Note: using --copy-by-block is necessary when upgrading to an encrypted database cluster.
System Characteristics
AWS instance type | c5d.12xlarge |
Operating System | Rocky8 |
vCPU | 48 |
Memory | 96 GB |
$PGDATA | XFS - 1 x 900GB NVMe SSD |
$PGWAL | XFS - 1 x 900GB NVMe SSD |
Benchmark Results
System and User CPU time
The following chart shows System and User CPU time elapsed during the upgrade process.
Overall CPU usage
CPU usage of the pg_upgrade process.
Elapsed Time
Time elapsed during pg_upgrade execution.
Conclusion
Performance Benchmark
The performance benchmark highlights the following outcomes:
- When the system CPU is not overloaded, using a low number of virtual users, the impact of enabling TDE on performance is not significant.
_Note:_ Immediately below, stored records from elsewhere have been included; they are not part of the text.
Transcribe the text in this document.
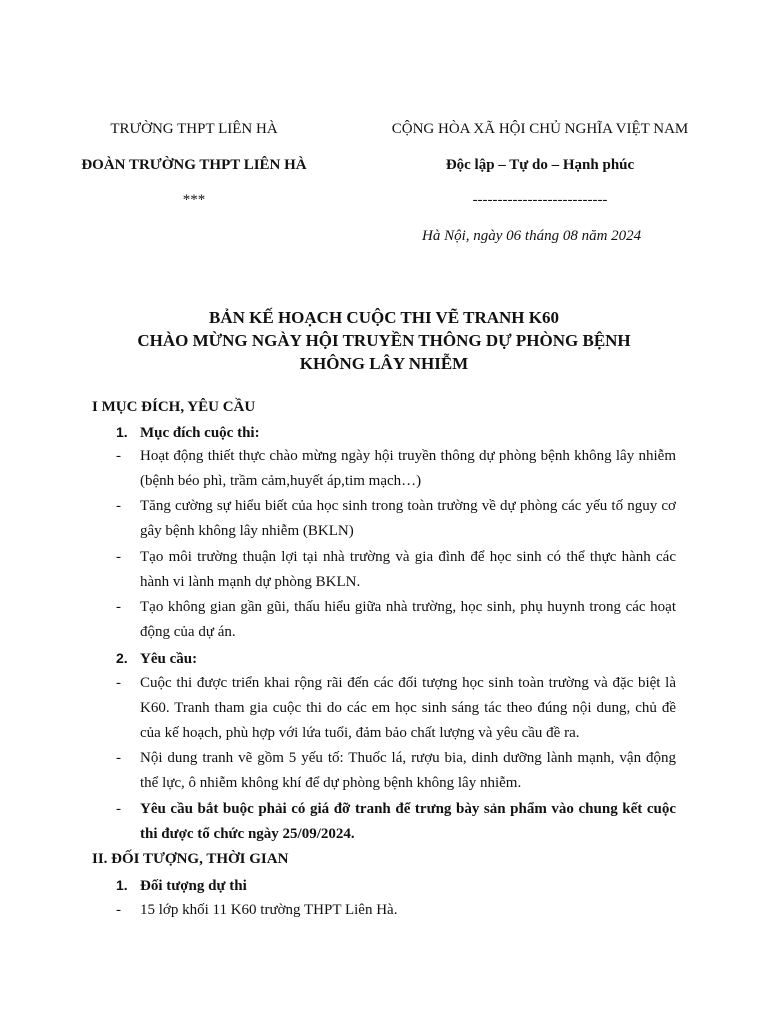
TRƯỜNG THPT LIÊN HÀ
ĐOÀN TRƯỜNG THPT LIÊN HÀ
***
CỘNG HÒA XÃ HỘI CHỦ NGHĨA VIỆT NAM
Độc lập – Tự do – Hạnh phúc
---------------------------
Hà Nội, ngày 06 tháng 08 năm 2024
BẢN KẾ HOẠCH CUỘC THI VẼ TRANH K60
CHÀO MỪNG NGÀY HỘI TRUYỀN THÔNG DỰ PHÒNG BỆNH
KHÔNG LÂY NHIỄM
I MỤC ĐÍCH, YÊU CẦU
1. Mục đích cuộc thi:
- Hoạt động thiết thực chào mừng ngày hội truyền thông dự phòng bệnh không lây nhiễm (bệnh béo phì, trầm cảm,huyết áp,tim mạch…)
- Tăng cường sự hiểu biết của học sinh trong toàn trường về dự phòng các yếu tố nguy cơ gây bệnh không lây nhiễm (BKLN)
- Tạo môi trường thuận lợi tại nhà trường và gia đình để học sinh có thể thực hành các hành vi lành mạnh dự phòng BKLN.
- Tạo không gian gần gũi, thấu hiểu giữa nhà trường, học sinh, phụ huynh trong các hoạt động của dự án.
2. Yêu cầu:
- Cuộc thi được triển khai rộng rãi đến các đối tượng học sinh toàn trường và đặc biệt là K60. Tranh tham gia cuộc thi do các em học sinh sáng tác theo đúng nội dung, chủ đề của kế hoạch, phù hợp với lứa tuổi, đảm bảo chất lượng và yêu cầu đề ra.
- Nội dung tranh vẽ gồm 5 yếu tố: Thuốc lá, rượu bia, dinh dưỡng lành mạnh, vận động thể lực, ô nhiễm không khí để dự phòng bệnh không lây nhiễm.
- Yêu cầu bắt buộc phải có giá đỡ tranh để trưng bày sản phẩm vào chung kết cuộc thi được tổ chức ngày 25/09/2024.
II. ĐỐI TƯỢNG, THỜI GIAN
1. Đối tượng dự thi
- 15 lớp khối 11 K60 trường THPT Liên Hà.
- When the system CPU usage is intense, with a high number of virtual users, the impact of TDE has been measured to a 7.3% drop in terms of transaction rate that the database system can handle.
- In this TPC-C-like (TPROC-C) context, according to the PGWAL Write throughput chart, enabling TDE does not seem to lead to a higher database page rate or a bigger database size.
pg_upgrade benchmark
In the context of this benchmark, upgrading 300GB of data to an encrypted database cluster (using TDE) does not significantly increase the overall upgrade process duration.
Even if the upgrade process to the encrypted cluster takes 11% more CPU, this does not really affect the overall duration.
Compared to upgrading to an unencrypted database cluster, the time overhead is only 0.3%.
The benchmarks described in this article indicate that the use of EDB's TDE extension does not have a significant impact on transaction performance (<7.5%) or database upgrade times (0.3%).